Notably DNA extracted from urine and kidney samples contained inhibitors. Both sample types are not essential for early diagnosis of leptospirosis but have value in other situations such as post-mortem investigations. We addressed the residual inhibition in two ways. For urine we introduced an extra washing step in the extraction procedure as most optimal tactic. For kidney samples preparing 1
10 dilutions of the extracted DNA appeared the best approach. Both methods have the disadvantage of losing or diluting target DNA but overall the approaches led to markedly higher success rates. Inhibition is a real problem as this leads to false-negative results. To provide a tool to check on inhibitory effects in the PCR we introduced an IAC.
For early diagnosis, blood and serum are ideal samples. The immune system of the human body clears the bacteria from the blood after approximately 5–7 days after appearance of clinical manifestations. From one hand, the real-time PCR had a DSe of 100% when performed within the first four days of illness, which statistically represents a bias, as leptospires are still present at high concentrations in the patients' blood. On the other hand early confirmation of leptospirosis is of utmost importance for initiating adequate treatment. Therefore, from a clinical point of view, the high DSe at the early stage of illness signifies a great value for clinical decision making.

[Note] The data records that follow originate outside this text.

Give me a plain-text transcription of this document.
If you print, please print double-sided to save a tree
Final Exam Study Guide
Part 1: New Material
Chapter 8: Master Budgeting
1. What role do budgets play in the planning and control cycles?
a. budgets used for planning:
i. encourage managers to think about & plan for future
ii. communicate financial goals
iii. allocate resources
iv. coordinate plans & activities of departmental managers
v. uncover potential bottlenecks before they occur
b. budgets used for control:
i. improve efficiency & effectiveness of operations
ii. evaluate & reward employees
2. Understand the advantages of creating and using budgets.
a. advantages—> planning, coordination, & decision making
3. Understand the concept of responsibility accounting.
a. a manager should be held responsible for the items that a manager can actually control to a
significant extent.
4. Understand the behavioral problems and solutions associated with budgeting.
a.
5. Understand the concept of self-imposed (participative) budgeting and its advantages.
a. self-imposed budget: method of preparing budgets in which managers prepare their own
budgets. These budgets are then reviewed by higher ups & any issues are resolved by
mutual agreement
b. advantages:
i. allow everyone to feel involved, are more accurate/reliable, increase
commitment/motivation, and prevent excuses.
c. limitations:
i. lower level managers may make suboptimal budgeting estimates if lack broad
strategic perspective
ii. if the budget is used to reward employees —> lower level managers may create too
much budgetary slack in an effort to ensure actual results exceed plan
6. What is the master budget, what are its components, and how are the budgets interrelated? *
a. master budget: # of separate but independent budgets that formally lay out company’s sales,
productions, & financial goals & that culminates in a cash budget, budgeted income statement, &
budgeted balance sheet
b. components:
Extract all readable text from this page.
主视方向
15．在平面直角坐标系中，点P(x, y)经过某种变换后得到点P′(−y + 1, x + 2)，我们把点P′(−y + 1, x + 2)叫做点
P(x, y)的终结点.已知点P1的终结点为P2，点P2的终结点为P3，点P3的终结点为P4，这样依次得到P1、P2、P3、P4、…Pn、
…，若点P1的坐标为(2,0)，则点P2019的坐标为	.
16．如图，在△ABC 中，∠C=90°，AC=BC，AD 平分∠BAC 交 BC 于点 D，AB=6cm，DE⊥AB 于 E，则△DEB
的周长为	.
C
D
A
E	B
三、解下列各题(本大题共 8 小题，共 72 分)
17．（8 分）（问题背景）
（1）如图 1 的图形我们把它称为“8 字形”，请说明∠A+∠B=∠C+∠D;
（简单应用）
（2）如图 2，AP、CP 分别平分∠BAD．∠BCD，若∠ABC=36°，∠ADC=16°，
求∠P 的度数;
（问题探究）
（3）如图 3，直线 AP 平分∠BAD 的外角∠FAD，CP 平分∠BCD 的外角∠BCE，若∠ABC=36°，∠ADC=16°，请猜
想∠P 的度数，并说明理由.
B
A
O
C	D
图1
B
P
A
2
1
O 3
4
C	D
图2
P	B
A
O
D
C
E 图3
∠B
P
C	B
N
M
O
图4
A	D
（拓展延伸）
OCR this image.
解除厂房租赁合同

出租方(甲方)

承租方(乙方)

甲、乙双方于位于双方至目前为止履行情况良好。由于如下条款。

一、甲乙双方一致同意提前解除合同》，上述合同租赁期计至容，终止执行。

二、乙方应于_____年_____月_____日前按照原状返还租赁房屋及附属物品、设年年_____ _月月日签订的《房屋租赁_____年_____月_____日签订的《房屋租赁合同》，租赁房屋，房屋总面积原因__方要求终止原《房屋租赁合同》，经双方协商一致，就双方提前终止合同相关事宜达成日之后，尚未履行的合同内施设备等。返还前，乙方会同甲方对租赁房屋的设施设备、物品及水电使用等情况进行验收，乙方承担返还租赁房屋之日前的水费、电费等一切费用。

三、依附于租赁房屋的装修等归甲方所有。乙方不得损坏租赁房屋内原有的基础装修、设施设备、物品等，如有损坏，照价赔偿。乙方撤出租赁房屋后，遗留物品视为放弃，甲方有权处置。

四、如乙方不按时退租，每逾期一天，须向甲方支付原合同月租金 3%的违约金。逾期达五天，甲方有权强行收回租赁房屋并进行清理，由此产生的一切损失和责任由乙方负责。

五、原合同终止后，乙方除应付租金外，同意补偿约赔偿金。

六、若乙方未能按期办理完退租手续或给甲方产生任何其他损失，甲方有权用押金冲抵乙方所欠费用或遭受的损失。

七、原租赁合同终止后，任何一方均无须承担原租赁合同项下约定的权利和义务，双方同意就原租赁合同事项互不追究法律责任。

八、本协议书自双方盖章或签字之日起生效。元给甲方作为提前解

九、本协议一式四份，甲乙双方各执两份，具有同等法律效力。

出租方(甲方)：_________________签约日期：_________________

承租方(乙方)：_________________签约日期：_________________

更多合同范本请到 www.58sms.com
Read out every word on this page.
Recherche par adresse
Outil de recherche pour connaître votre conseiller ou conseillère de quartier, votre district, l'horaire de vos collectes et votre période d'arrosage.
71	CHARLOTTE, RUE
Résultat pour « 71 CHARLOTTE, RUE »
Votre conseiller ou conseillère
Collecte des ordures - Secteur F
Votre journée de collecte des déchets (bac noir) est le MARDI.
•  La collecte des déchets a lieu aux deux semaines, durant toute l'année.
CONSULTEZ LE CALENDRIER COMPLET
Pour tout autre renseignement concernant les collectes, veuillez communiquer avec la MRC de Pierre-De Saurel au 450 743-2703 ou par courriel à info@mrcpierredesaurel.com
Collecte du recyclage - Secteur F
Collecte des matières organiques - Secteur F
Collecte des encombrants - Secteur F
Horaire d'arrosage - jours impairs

It should be noted that the very promising results of clinical evaluation in this study have been achieved with samples from Dutch patients. Currently half of the infections are acquired in The Netherlands where the serovars Copenhageni, Icterohaemorrhagiae and Grippotyphosa are dominant. This might induce a bias of the performance of the test. For this reason, the last stages of the OIE validation scheme include field studies at other laboratories to assess clinical sensitivity and specificity under different circumstances. We are currently aiming at the implementation and evaluation of the test in endemic areas with a variety of causative serovars.
In this study, culture and serology were considered as gold standard to estimate the clinical sensitivity and specificity in order to measure eventual bias of the results of high bacterial loads in culture and PCR positive samples alone. The overall sensitivity and specificity in this study were estimated as 93% and 100%, respectively. The assay showed complete reproducibility and repeatability as well as high level of robustness since changing in critical PCR parameters has no or slight influence on overall results.
Testing kidney, lung and liver from two early deceased patients as well as some rodent kidneys proved clearly the usefulness of the real-time PCR as an effective tool for the detection of Leptospira in the distinct tissues. This shows the applicability of real-time PCR as a suitable diagnostic tool on post-mortem samples, overcoming the failure to confirm leptospirosis of early deceased patients by serology.